26 Para Javé viu a aflição de Israel, que era muito amarga para todos, escrava e livre; e não havia nenhum ajudante para Israel.
Want de HEERE zag, dat de ellende van Israel zeer bitter was, en dat er geen opgeslotenen noch verlatenen waren, en dat Israel geen helper had.
27 Javé não disse que apagaria o nome de Israel de debaixo do céu; mas ele os salvou pela mão de Jeroboão, o filho de Joás.
En de HEERE had niet gesproken, dat Hij den naam van Israel van onder den hemel verdelgen zou; maar Hij verloste hen door de hand van Jerobeam, den zoon van Joas.
28 Agora o resto dos atos de Jeroboão, e tudo o que ele fez, e seu poder, como ele lutou, e como ele recuperou Damasco, e Hamath, que tinha pertencido a Judá, para Israel, não estão escritos no livro das crônicas dos reis de Israel?

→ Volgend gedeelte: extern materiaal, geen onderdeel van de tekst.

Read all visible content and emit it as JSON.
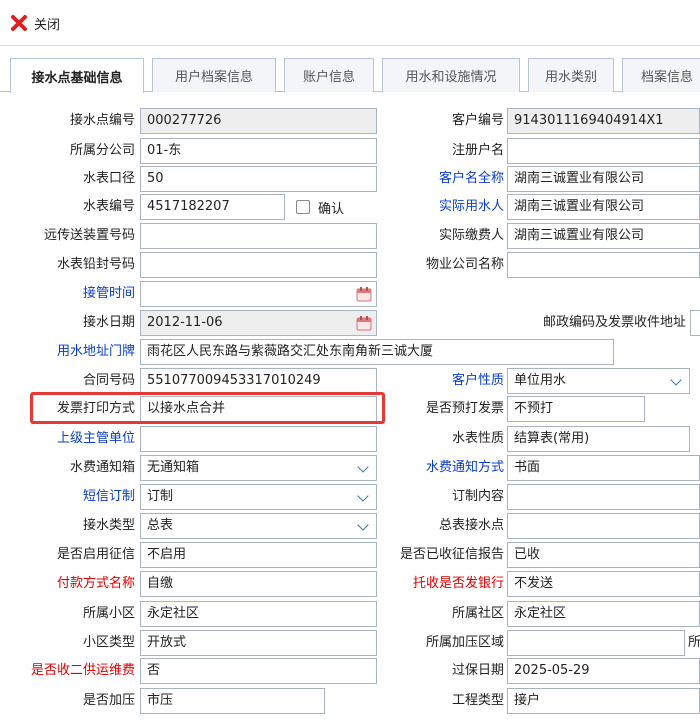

Het overige nu der geschiedenissen van Jerobeam, en al wat hij gedaan heeft, en zijn macht, hoe hij gekrijgd heeft, en hoe hij Damaskus en Hamath, tot Juda behorende, aan Israel wedergebracht heeft, zijn die niet geschreven in het boek der kronieken der koningen van Israel?
29 Jeroboão dormiu com seus pais, mesmo com os reis de Israel; e Zacarias, seu filho, reinou em seu lugar.
En Jerobeam ontsliep met zijn vaderen, met de koningen van Israel; en zijn zoon Zacharia werd koning in zijn plaats.